Recovery cheerleaders got some good, but not great, news today. The Conference Board's Leading Economic Indicator Index (LEI) continued to grow in March. It's one of the few measures out there that attempt to predict how the economy will grow or contract based on several forward-looking measures. The LEI expanded by 0.4% last month, which suggests slower growth than February's 1.0% increase. A couple of factors continue to push the economy forward, while one held it back.
Let's start with the chart from the Conference Board's press release:
You can see that the Conference Board also provides a Coincident Economic Indicator. The LEI (blue line) gives a better sense of what lies ahead, however.
It has grown rather steeply since early 2009, slowed for a time in 2010, but resumed more aggressive growth late last year. Its 0.4% increase continues this trend, though it doesn't match February's rise.
When looking at the 10 components that make up the LEI, six were virtually flat in March.

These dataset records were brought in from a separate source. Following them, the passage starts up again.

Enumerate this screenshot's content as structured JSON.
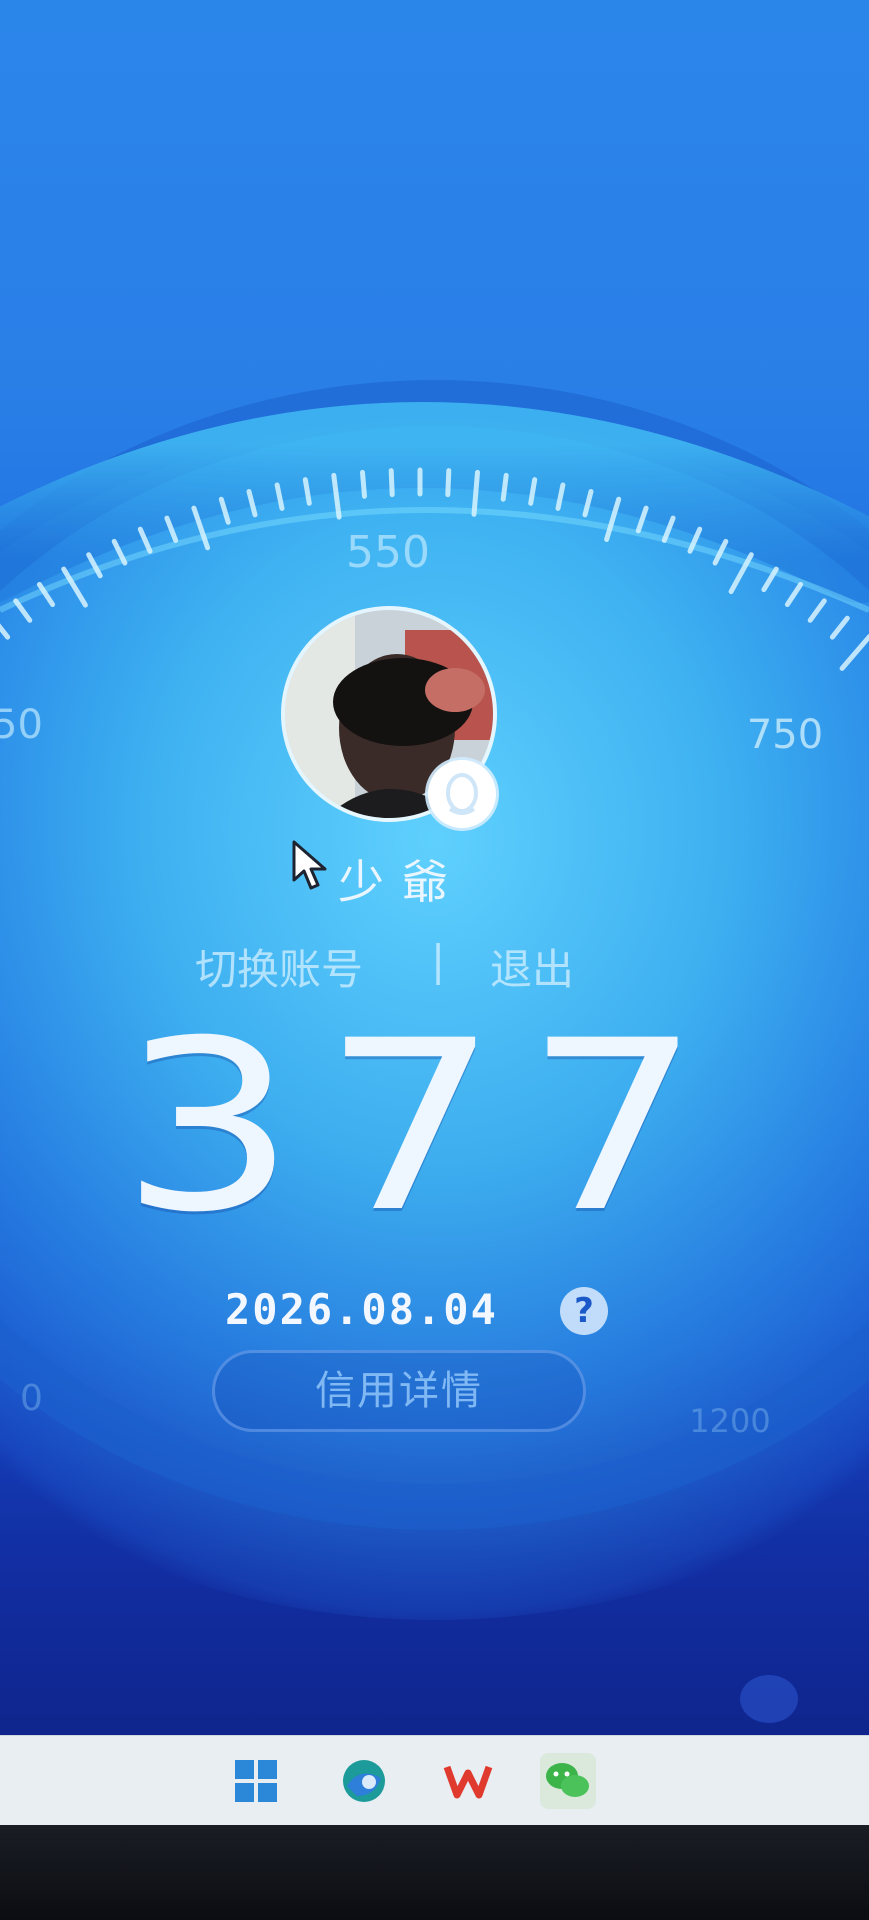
{
  "gauge": {
    "labels": {
      "left": "50",
      "top": "550",
      "right": "750",
      "bottom_left": "0",
      "bottom_right": "1200"
    }
  },
  "profile": {
    "username": "少爺",
    "avatar_icon": "user-photo",
    "badge_icon": "qq-penguin-icon"
  },
  "actions": {
    "switch_account": "切换账号",
    "divider": "|",
    "logout": "退出"
  },
  "score": {
    "value": "377",
    "date": "2026.08.04",
    "help": "?",
    "detail_button": "信用详情"
  },
  "taskbar": {
    "icons": [
      "windows-start-icon",
      "edge-browser-icon",
      "wps-office-icon",
      "wechat-icon"
    ]
  },
  "colors": {
    "background_top": "#2b86ea",
    "background_bottom": "#0f258d",
    "gauge_glow": "#63d6ff",
    "score_text": "#eef6ff"
  }
}
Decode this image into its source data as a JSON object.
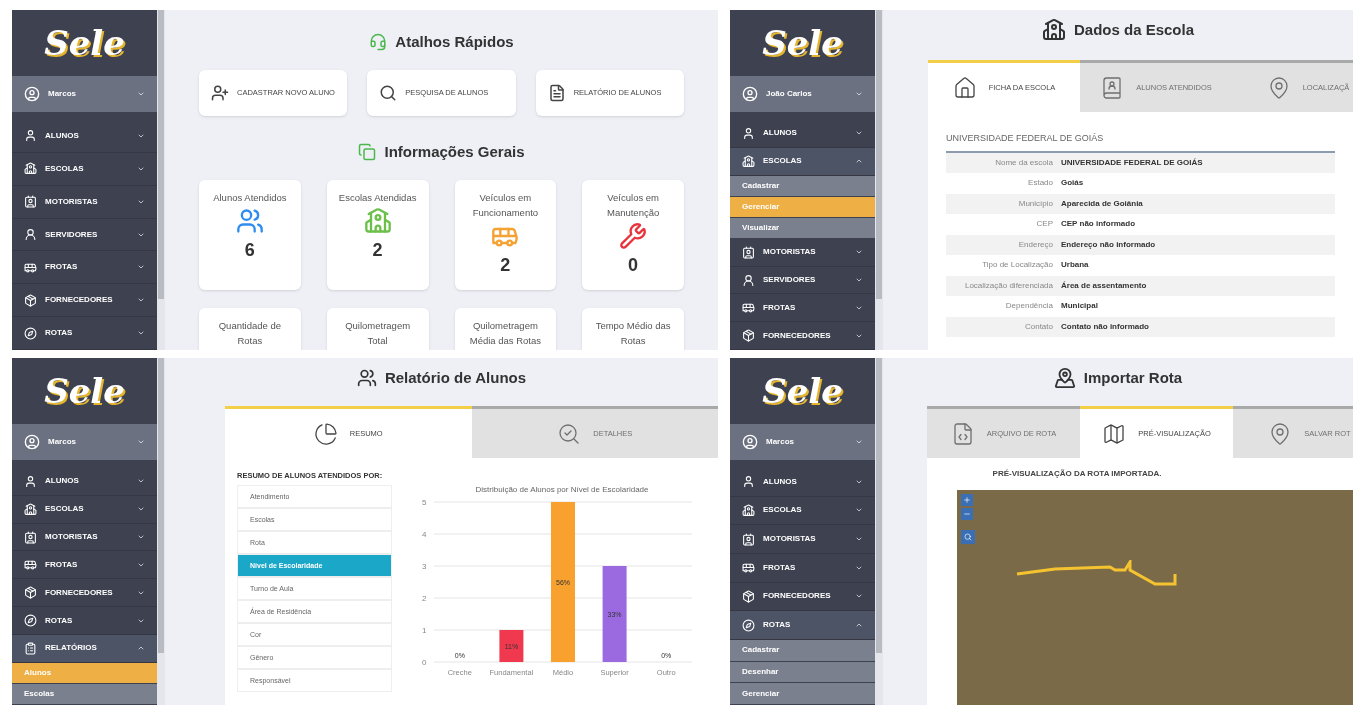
{
  "panels": [
    {
      "kind": "dashboard",
      "sidebar": {
        "logo": "Sele",
        "user": "Marcos",
        "items": [
          {
            "kind": "students",
            "label": "ALUNOS",
            "expanded": false
          },
          {
            "kind": "schools",
            "label": "ESCOLAS",
            "expanded": false
          },
          {
            "kind": "drivers",
            "label": "MOTORISTAS",
            "expanded": false
          },
          {
            "kind": "staff",
            "label": "SERVIDORES",
            "expanded": false
          },
          {
            "kind": "fleet",
            "label": "FROTAS",
            "expanded": false
          },
          {
            "kind": "suppliers",
            "label": "FORNECEDORES",
            "expanded": false
          },
          {
            "kind": "routes",
            "label": "ROTAS",
            "expanded": false
          }
        ]
      },
      "shortcuts_title": "Atalhos Rápidos",
      "shortcuts": [
        {
          "kind": "add",
          "label": "CADASTRAR NOVO ALUNO"
        },
        {
          "kind": "search",
          "label": "PESQUISA DE ALUNOS"
        },
        {
          "kind": "report",
          "label": "RELATÓRIO DE ALUNOS"
        }
      ],
      "info_title": "Informações Gerais",
      "cards": [
        {
          "kind": "students",
          "label": "Alunos Atendidos",
          "value": "6",
          "color": "#2f8cf0"
        },
        {
          "kind": "schools",
          "label": "Escolas Atendidas",
          "value": "2",
          "color": "#6cc04a"
        },
        {
          "kind": "bus",
          "label": "Veículos em Funcionamento",
          "value": "2",
          "color": "#f5a133"
        },
        {
          "kind": "repair",
          "label": "Veículos em Manutenção",
          "value": "0",
          "color": "#e8323c"
        },
        {
          "kind": "none",
          "label": "Quantidade de Rotas"
        },
        {
          "kind": "none",
          "label": "Quilometragem Total"
        },
        {
          "kind": "none",
          "label": "Quilometragem Média das Rotas"
        },
        {
          "kind": "none",
          "label": "Tempo Médio das Rotas"
        }
      ]
    },
    {
      "kind": "school",
      "sidebar": {
        "logo": "Sele",
        "user": "João Carlos",
        "items": [
          {
            "kind": "students",
            "label": "ALUNOS",
            "expanded": false
          },
          {
            "kind": "schools",
            "label": "ESCOLAS",
            "expanded": true,
            "children": [
              {
                "label": "Cadastrar",
                "selected": false
              },
              {
                "label": "Gerenciar",
                "selected": true
              },
              {
                "label": "Visualizar",
                "selected": false
              }
            ]
          },
          {
            "kind": "drivers",
            "label": "MOTORISTAS",
            "expanded": false
          },
          {
            "kind": "staff",
            "label": "SERVIDORES",
            "expanded": false
          },
          {
            "kind": "fleet",
            "label": "FROTAS",
            "expanded": false
          },
          {
            "kind": "suppliers",
            "label": "FORNECEDORES",
            "expanded": false
          }
        ]
      },
      "title": "Dados da Escola",
      "tabs": [
        {
          "kind": "sheet",
          "label": "FICHA DA ESCOLA",
          "selected": true
        },
        {
          "kind": "students",
          "label": "ALUNOS ATENDIDOS",
          "selected": false
        },
        {
          "kind": "location",
          "label": "LOCALIZAÇÃ",
          "selected": false
        }
      ],
      "heading": "UNIVERSIDADE FEDERAL DE GOIÁS",
      "rows": [
        {
          "label": "Nome da escola",
          "value": "UNIVERSIDADE FEDERAL DE GOIÁS"
        },
        {
          "label": "Estado",
          "value": "Goiás"
        },
        {
          "label": "Município",
          "value": "Aparecida de Goiânia"
        },
        {
          "label": "CEP",
          "value": "CEP não informado"
        },
        {
          "label": "Endereço",
          "value": "Endereço não informado"
        },
        {
          "label": "Tipo de Localização",
          "value": "Urbana"
        },
        {
          "label": "Localização diferenciada",
          "value": "Área de assentamento"
        },
        {
          "label": "Dependência",
          "value": "Municipal"
        },
        {
          "label": "Contato",
          "value": "Contato não informado"
        }
      ]
    },
    {
      "kind": "report",
      "sidebar": {
        "logo": "Sele",
        "user": "Marcos",
        "items": [
          {
            "kind": "students",
            "label": "ALUNOS",
            "expanded": false
          },
          {
            "kind": "schools",
            "label": "ESCOLAS",
            "expanded": false
          },
          {
            "kind": "drivers",
            "label": "MOTORISTAS",
            "expanded": false
          },
          {
            "kind": "fleet",
            "label": "FROTAS",
            "expanded": false
          },
          {
            "kind": "suppliers",
            "label": "FORNECEDORES",
            "expanded": false
          },
          {
            "kind": "routes",
            "label": "ROTAS",
            "expanded": false
          },
          {
            "kind": "reports",
            "label": "RELATÓRIOS",
            "expanded": true,
            "children": [
              {
                "label": "Alunos",
                "selected": true
              },
              {
                "label": "Escolas",
                "selected": false
              }
            ]
          }
        ]
      },
      "title": "Relatório de Alunos",
      "tabs": [
        {
          "kind": "summary",
          "label": "RESUMO",
          "selected": true
        },
        {
          "kind": "details",
          "label": "DETALHES",
          "selected": false
        }
      ],
      "list_title": "RESUMO DE ALUNOS ATENDIDOS POR:",
      "options": [
        {
          "label": "Atendimento",
          "selected": false
        },
        {
          "label": "Escolas",
          "selected": false
        },
        {
          "label": "Rota",
          "selected": false
        },
        {
          "label": "Nível de Escolaridade",
          "selected": true
        },
        {
          "label": "Turno de Aula",
          "selected": false
        },
        {
          "label": "Área de Residência",
          "selected": false
        },
        {
          "label": "Cor",
          "selected": false
        },
        {
          "label": "Gênero",
          "selected": false
        },
        {
          "label": "Responsável",
          "selected": false
        }
      ],
      "chart_data": {
        "type": "bar",
        "title": "Distribuição de Alunos por Nível de Escolaridade",
        "categories": [
          "Creche",
          "Fundamental",
          "Médio",
          "Superior",
          "Outro"
        ],
        "series": [
          {
            "colors": [
              null,
              "#f0394f",
              "#f9a12e",
              "#9b6ae0",
              null
            ],
            "values": [
              0,
              1,
              5,
              3,
              0
            ]
          }
        ],
        "grid": true,
        "ylim": [
          0,
          5
        ],
        "yticks": [
          0,
          1,
          2,
          3,
          4,
          5
        ],
        "value_labels": [
          "0%",
          "11%",
          "56%",
          "33%",
          "0%"
        ]
      }
    },
    {
      "kind": "route",
      "sidebar": {
        "logo": "Sele",
        "user": "Marcos",
        "items": [
          {
            "kind": "students",
            "label": "ALUNOS",
            "expanded": false
          },
          {
            "kind": "schools",
            "label": "ESCOLAS",
            "expanded": false
          },
          {
            "kind": "drivers",
            "label": "MOTORISTAS",
            "expanded": false
          },
          {
            "kind": "fleet",
            "label": "FROTAS",
            "expanded": false
          },
          {
            "kind": "suppliers",
            "label": "FORNECEDORES",
            "expanded": false
          },
          {
            "kind": "routes",
            "label": "ROTAS",
            "expanded": true,
            "children": [
              {
                "label": "Cadastrar",
                "selected": false
              },
              {
                "label": "Desenhar",
                "selected": false
              },
              {
                "label": "Gerenciar",
                "selected": false
              }
            ]
          }
        ]
      },
      "title": "Importar Rota",
      "tabs": [
        {
          "kind": "file",
          "label": "ARQUIVO DE ROTA",
          "selected": false
        },
        {
          "kind": "map",
          "label": "PRÉ-VISUALIZAÇÃO",
          "selected": true
        },
        {
          "kind": "save",
          "label": "SALVAR ROT",
          "selected": false
        }
      ],
      "caption": "PRÉ-VISUALIZAÇÃO DA ROTA IMPORTADA."
    }
  ]
}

Of those six, about half were barely negative and half barely positive. The LEI was heavily influenced by the other four factors last month.
The big gains were in supplier deliveries, home building permits, and interest rate spreads. If the index consisted of just those three components alone, it would have increased by 0.9% instead, as they each increased by about 0.3%.
Of course, that's not what happened overall, mostly due to consumer expectations. They fell significantly in March, and that brought down the LEI by 0.4%. This was likely due in large part to rising gasoline prices, which consumers really hate.
This all adds up to a slowing, but enduring, recovery. As long as gasoline prices don't erode consumer confidence lot further, other positive aspects of the economy should keep it moving forward. Unfortunately, this is likely a recipe for prolonged high unemployment. As long as firms see weakening consumer demand, they will hire less aggressively.